I'm old enough to have seen a lot of ideas proposed and tried, only to see them disappear. 2023 will be 50 years since I started flying. What's your experience?
The proof will be in the pudding, as they used to say. If it's viable, and the fuel savings outweighs the system weight, and if it doesn't require a bigger APU (representing added cost and fuel burn), it might catch on. It will take considerable horsepower to move an airliner at gross weight at the claimed 20 knots, especially in a headwind, up any slight slope, or on even a little snow.

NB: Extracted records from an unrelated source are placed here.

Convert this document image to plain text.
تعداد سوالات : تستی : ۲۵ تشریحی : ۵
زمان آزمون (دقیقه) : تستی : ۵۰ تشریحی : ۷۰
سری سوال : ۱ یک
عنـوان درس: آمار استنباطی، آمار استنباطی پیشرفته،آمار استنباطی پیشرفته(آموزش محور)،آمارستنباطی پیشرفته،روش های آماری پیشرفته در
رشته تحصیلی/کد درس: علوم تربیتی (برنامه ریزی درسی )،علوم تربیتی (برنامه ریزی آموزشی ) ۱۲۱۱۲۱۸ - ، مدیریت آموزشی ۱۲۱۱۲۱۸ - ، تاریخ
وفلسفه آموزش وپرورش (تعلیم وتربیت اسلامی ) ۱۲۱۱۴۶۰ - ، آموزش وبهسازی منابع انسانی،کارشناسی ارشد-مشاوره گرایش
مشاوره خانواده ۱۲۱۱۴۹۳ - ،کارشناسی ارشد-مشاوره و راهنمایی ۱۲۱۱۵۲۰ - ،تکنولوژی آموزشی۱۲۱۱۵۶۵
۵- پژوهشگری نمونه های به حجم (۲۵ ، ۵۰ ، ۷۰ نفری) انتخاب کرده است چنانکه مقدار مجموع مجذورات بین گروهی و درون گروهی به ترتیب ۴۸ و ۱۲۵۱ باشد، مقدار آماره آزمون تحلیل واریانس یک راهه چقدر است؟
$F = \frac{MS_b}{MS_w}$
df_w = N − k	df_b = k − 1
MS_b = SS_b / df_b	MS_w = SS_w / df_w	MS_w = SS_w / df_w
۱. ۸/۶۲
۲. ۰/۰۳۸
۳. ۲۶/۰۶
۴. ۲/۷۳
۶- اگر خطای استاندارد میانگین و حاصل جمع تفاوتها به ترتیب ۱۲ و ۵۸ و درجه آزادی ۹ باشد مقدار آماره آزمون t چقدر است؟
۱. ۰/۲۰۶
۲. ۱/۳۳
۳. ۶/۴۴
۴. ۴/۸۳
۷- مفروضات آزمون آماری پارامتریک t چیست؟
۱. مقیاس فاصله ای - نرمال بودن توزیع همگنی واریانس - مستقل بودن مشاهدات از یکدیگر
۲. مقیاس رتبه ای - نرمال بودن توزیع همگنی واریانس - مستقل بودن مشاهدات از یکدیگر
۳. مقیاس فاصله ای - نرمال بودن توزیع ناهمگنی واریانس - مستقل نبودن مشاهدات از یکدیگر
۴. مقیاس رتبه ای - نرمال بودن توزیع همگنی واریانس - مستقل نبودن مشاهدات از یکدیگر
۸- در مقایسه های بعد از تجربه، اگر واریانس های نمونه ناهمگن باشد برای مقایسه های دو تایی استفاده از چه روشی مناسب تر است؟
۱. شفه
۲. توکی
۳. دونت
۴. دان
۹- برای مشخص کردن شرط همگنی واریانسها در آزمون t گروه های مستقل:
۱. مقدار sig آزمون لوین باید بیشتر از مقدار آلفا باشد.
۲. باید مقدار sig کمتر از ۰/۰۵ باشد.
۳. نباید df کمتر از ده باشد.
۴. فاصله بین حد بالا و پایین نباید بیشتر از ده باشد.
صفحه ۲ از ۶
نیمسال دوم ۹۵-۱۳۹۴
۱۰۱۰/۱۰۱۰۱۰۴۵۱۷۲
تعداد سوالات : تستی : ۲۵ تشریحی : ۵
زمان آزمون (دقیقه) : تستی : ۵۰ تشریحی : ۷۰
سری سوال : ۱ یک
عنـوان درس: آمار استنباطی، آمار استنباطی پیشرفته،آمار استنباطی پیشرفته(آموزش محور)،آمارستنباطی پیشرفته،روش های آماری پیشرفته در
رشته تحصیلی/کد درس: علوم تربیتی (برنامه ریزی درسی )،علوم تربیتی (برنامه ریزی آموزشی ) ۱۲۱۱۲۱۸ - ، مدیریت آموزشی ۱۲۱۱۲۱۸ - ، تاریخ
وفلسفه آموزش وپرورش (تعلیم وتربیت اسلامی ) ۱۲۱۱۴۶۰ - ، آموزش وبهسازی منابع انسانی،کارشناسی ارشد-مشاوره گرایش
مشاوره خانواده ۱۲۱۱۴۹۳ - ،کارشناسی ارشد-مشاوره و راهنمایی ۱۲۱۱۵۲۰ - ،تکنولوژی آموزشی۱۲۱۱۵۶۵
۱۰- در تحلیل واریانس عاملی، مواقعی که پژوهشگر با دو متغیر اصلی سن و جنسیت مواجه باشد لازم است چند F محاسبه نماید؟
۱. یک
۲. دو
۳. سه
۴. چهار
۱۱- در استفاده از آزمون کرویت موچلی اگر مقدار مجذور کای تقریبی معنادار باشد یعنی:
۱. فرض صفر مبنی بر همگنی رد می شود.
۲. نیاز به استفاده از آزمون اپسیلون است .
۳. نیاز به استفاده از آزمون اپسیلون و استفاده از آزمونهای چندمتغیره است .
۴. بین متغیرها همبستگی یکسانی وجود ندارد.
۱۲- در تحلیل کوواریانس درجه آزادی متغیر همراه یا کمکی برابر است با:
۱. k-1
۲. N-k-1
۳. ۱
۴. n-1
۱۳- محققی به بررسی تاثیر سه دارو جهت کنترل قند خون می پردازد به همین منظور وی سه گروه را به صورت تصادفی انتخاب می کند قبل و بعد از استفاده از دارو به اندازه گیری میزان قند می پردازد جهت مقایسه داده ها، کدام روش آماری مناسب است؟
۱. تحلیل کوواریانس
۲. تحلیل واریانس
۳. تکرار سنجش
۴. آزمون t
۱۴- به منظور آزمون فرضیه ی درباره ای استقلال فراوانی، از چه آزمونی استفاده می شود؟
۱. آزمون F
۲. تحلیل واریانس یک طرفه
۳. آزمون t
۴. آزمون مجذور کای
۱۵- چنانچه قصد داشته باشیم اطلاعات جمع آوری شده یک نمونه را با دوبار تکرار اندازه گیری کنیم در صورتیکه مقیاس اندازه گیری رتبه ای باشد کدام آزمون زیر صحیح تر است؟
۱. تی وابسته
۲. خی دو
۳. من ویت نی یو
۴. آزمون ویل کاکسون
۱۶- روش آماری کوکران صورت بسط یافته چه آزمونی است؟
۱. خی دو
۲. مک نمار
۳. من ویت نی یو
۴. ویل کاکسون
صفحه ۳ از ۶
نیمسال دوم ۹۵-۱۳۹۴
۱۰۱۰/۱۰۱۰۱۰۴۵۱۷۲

At least it's being done by Honeywell and Safran, both reputable outfits. Safran, though, was the developer of the SMA diesel aircraft engines that had some serious teething problems (I worked on repairing one 12 years ago, in a 182), and they sold the whole thing to the Roder group a couple of years ago. At the time I was working on it, SMA had 50 engines flying worldwide, after they had spent one billion US dollars on it. Pilots and owners were demanding diesel power, but most weren't willing to pay the $80K at the time, plus conversion costs, for it. Engine development is terribly expensive. It's why most Lycomings and Continentals were mostly evolutionary designs, avoiding clean-sheet stuff that gets so expensive and can be troublesome, like the Continental Tiara and their Voyager series. Both failed.